INCREDIBLE POLYMORPHISM

Many species of ant are polymorphic.  .  This means that a single egg laid by a queen ant will hatch into a larva that can develop into one of many different shapes of ant!  What kind of ant the larva develops into usually depends on the food that the larva is fed during development, how the worker ants take care of it, and what other ants are present in the colony at the time.  For example, if there are many soldier ants present in the colony, the larva has less of a chance of developing into a soldier.  This is because pheromones produced by the many soldier ants will prevent the larva from developing into a soldier.

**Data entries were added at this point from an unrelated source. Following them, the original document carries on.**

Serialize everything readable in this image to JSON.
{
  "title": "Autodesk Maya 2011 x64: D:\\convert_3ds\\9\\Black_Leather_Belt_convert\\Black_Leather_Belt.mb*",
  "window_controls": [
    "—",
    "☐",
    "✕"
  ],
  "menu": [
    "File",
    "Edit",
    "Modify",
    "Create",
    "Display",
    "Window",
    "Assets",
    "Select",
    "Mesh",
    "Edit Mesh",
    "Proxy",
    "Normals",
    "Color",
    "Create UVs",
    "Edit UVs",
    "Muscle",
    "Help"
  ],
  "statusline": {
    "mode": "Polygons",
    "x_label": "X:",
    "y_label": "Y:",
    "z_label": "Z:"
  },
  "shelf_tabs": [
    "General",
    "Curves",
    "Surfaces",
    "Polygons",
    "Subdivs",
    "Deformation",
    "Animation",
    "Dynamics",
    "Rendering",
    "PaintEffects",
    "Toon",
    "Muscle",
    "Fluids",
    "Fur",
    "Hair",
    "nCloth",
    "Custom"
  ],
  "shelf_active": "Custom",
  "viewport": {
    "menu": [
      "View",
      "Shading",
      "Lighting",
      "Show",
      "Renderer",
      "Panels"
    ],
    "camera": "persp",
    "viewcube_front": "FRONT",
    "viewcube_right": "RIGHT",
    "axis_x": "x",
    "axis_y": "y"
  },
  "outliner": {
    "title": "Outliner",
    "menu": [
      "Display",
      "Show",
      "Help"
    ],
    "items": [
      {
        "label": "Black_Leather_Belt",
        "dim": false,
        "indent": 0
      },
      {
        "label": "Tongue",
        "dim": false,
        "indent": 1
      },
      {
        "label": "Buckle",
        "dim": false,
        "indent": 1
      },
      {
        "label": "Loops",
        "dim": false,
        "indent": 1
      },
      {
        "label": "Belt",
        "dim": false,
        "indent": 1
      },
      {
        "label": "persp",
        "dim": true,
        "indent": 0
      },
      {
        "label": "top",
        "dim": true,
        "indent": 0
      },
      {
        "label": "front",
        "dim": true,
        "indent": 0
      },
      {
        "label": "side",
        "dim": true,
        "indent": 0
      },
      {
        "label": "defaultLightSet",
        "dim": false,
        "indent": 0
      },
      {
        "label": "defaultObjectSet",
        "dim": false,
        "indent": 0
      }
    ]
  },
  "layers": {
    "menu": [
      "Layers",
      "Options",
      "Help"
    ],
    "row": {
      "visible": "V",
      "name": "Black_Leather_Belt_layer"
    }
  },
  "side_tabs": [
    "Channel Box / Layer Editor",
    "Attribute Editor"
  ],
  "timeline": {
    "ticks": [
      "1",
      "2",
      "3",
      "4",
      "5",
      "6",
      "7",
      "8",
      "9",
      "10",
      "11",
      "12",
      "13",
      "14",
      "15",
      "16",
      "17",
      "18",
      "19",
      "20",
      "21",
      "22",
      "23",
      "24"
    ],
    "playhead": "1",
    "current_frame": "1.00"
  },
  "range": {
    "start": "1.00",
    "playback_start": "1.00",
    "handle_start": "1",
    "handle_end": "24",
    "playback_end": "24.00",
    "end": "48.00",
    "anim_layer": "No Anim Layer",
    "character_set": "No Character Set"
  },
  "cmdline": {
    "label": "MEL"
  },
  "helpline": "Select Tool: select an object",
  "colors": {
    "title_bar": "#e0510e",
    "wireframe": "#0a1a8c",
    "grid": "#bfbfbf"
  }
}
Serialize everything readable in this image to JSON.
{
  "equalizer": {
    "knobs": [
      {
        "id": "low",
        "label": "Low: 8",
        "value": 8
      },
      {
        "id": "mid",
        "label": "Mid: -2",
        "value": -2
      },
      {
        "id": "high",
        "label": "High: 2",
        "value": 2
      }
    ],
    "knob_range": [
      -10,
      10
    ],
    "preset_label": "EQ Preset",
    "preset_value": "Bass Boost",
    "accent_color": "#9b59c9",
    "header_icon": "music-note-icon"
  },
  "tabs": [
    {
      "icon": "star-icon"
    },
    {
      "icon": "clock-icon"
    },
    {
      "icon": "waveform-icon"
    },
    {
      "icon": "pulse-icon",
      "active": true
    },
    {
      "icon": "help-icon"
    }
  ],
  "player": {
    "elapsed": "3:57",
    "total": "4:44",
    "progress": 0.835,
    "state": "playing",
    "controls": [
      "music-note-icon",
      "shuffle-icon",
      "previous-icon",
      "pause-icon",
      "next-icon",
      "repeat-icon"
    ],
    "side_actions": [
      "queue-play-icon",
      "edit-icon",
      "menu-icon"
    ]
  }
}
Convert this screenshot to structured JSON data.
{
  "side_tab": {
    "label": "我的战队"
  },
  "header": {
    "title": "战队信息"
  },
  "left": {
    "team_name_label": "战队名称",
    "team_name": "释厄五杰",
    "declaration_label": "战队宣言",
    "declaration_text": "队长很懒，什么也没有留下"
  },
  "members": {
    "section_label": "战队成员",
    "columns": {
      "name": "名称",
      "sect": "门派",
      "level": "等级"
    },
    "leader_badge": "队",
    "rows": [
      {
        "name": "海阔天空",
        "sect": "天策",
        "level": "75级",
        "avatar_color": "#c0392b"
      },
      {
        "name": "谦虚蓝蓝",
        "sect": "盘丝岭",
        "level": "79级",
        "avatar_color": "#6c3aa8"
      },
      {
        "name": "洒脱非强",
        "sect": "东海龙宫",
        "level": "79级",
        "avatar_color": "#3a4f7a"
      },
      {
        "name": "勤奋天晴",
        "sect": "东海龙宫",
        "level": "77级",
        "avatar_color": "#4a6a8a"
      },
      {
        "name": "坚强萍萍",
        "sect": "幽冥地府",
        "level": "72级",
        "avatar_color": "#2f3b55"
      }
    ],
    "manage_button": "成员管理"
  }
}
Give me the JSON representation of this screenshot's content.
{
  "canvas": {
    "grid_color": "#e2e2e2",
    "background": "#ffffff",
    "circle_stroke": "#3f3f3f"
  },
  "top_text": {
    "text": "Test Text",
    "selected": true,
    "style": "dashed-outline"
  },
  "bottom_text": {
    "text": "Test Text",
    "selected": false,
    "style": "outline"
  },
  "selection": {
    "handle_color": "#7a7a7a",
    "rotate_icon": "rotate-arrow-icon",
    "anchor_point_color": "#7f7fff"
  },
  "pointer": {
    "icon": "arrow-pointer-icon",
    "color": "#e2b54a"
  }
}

OK, so what’s the use of knowing ant anatomy?  Why is it useful for us to know how an ant is put together?  Well here are some really cool things you can do once you are familiar with ant anatomy:

  • You will be able to identify an ant when you see one!  You might think that you already know how to spot an ant, but there are actually a few other critters crawling and flying around out there that look very similar to ants, but are not actually ants.  
  • You will be able to tell the difference between 2 species of ants.  There are some species of ants that look very similar.  Only by knowing ant anatomy will you be able to tell if the ants you spotted are the same species or not.  Even if you don’t know what species they are, you will at least know what to look for to tell the difference between them.
  • If you are interested in starting your own ant colony, then knowing ant anatomy will help you to spot a queen ant more easily.  You’ll know exactly what to look for.  When I first started ant keeping, I ended up collecting a dozen carpenter ant majors thinking that they were queens!  I was so disappointed when I found out I made that mistake.  
  • You’ll be able to appreciate a really cool feature of some ant species: polymorphism.  Polymorphism is where a single ant colony will have ants of different shapes and sizes.  We’ll talk more about that later in this article.

The Basics of Ant Anatomy

Ants Are Insects

Ants are insects.  All insects have a body that is made up of 3 sections: a head, a thorax, and an abdomen.  All insects have 3 pairs of legs, for a total of 6 legs.  The mouth and mouth parts of insects are located outside the head.  Insects have an exoskeleton (a hard outer shell) made of a material called chitin (Ky-tin).  Just like our own skeleton supports our body from the inside, an insect’s exoskeleton supports the insect’s body from the outside. They have no bones inside them.

basic ant anatomy

Ants have a head with eyes, ocelli, mandibles, a mouth and antennae.  The head is attached to the thorax which is the middle-section of the ant.  All six of an ant’s legs are attached to the bottom of the thorax.  The wings of queen and male ants are attached to the sides of the thorax.  The ant’s abdomen is attached to the thorax with one or two petioles.  Ants with two petioles are more flexible between the abdomen and the thorax than ants with a single petiole. That increased flexibility helps some ants defend themselves better.

Ants have Compound eyes

Closeup of a Carpenter Ant camponotus novaeboracensis compound eye.  Look at the amazing texture of the multiple lenses… Wow!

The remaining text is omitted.